First kicked off in 2019, the CMMC program is part of the DOD’s response to years of damaging hacks from foreign governments and other digital actors against their defense contracting base, a community that encompasses hundreds of thousands of companies that either contract directly with the government or sit firmly in the supply chain of those who do.
The sheer number of companies involved in the average defense procurement, as well as the “non-linear” structure of the defense industrial base, creates a sprawling and sometimes confusing web of software and hardware interdependencies that make it difficult for outside observers – or even the prime contractor – to determine the extent of their vulnerability.
The report argues that in order to meet the logistical challenges posed by that complexity, many contractors have prioritized interoperability with outside systems without considering the inherent security tradeoffs that come with it.
“For this approach to work effectively, communications between and among supply chain members have been streamlined and improved with a focus on ease of data transfer. This emphasis on ever improving efficiencies in communications has eclipsed concerns over network and transmission security, leaving gaping holes at every connecting point across any given supply chain,” the authors argue.
To reach their conclusions, researchers used a variety of third-party datasets as well as information from BlueVoyant’s proprietary analytics engine. Berglas was reluctant to talk about this technology in detail, but he said it combines data pulled from different sources including the dark web, hacking group communications, BGP routes and ”millions and millions” of individual DNS events.
That brew gives the company insight into the current vulnerabilities and patching practices of defense contractors, and lets them track the beaconing of certain malware from inside companies to outside command-and-control infrastructure associated with malicious hacking groups. There are limitations to the findings: namely, the small sample size relative to the larger universe of defense companies, and a lack of visibility from inside the networks of the evaluated companies.

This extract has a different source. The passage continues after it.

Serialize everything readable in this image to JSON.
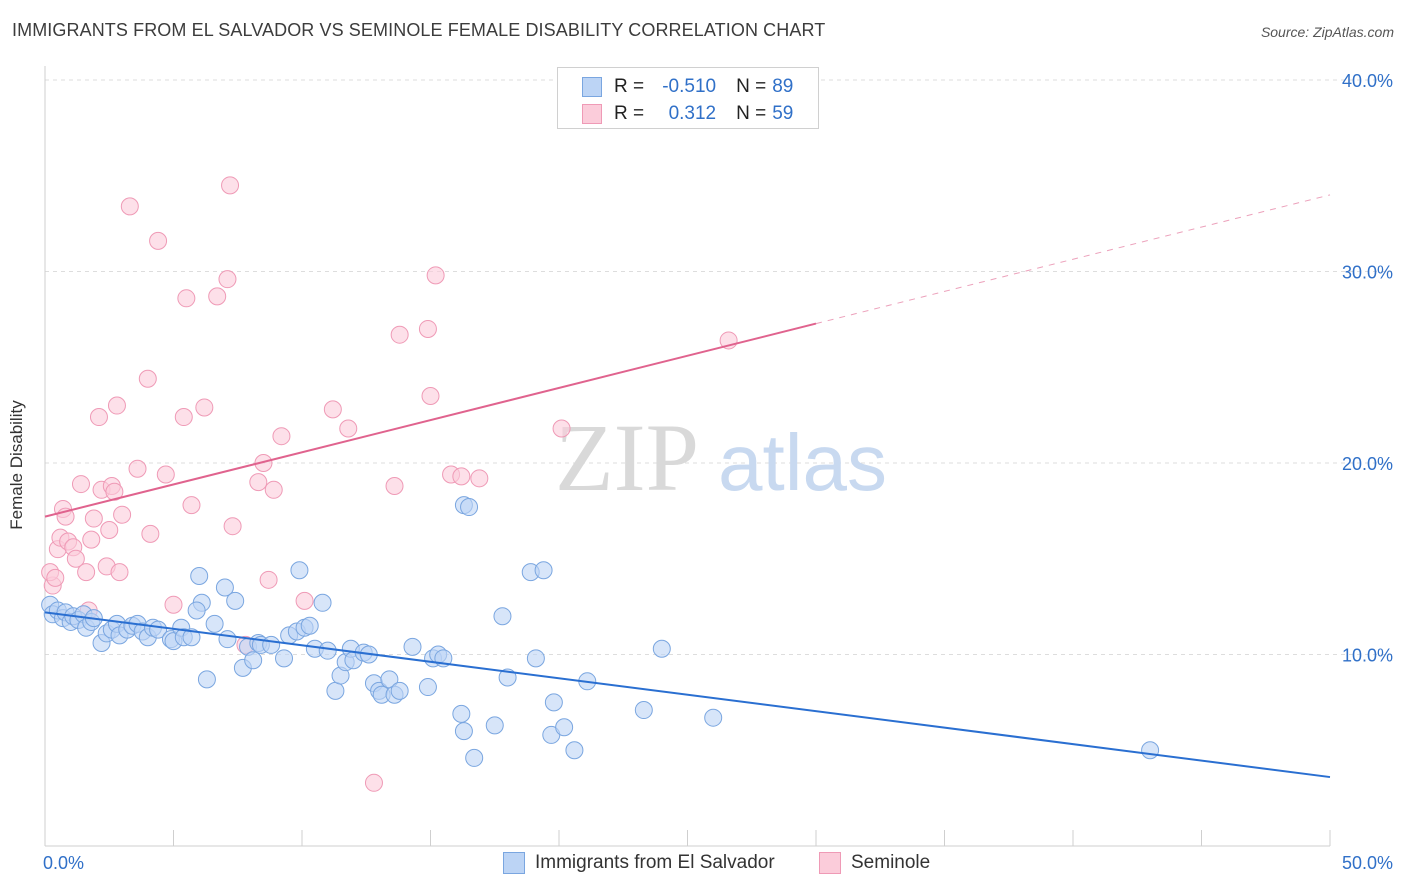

Berglas said the company encouraged follow-up research, but the widespread lack of cybersecurity standards of defense companies for uncontrolled classified information, as well as the worries around CMMC’s impact on smaller businesses, has been known for years.
The Pentagon is also taking a number of other actions to shore up the security of their supply chain. Earlier this year it was charged with conducting an internal review of its supply chain, seeking out security risks and other weaknesses, and the DOD was recently given authority to conduct threat hunting on defense contractor networks.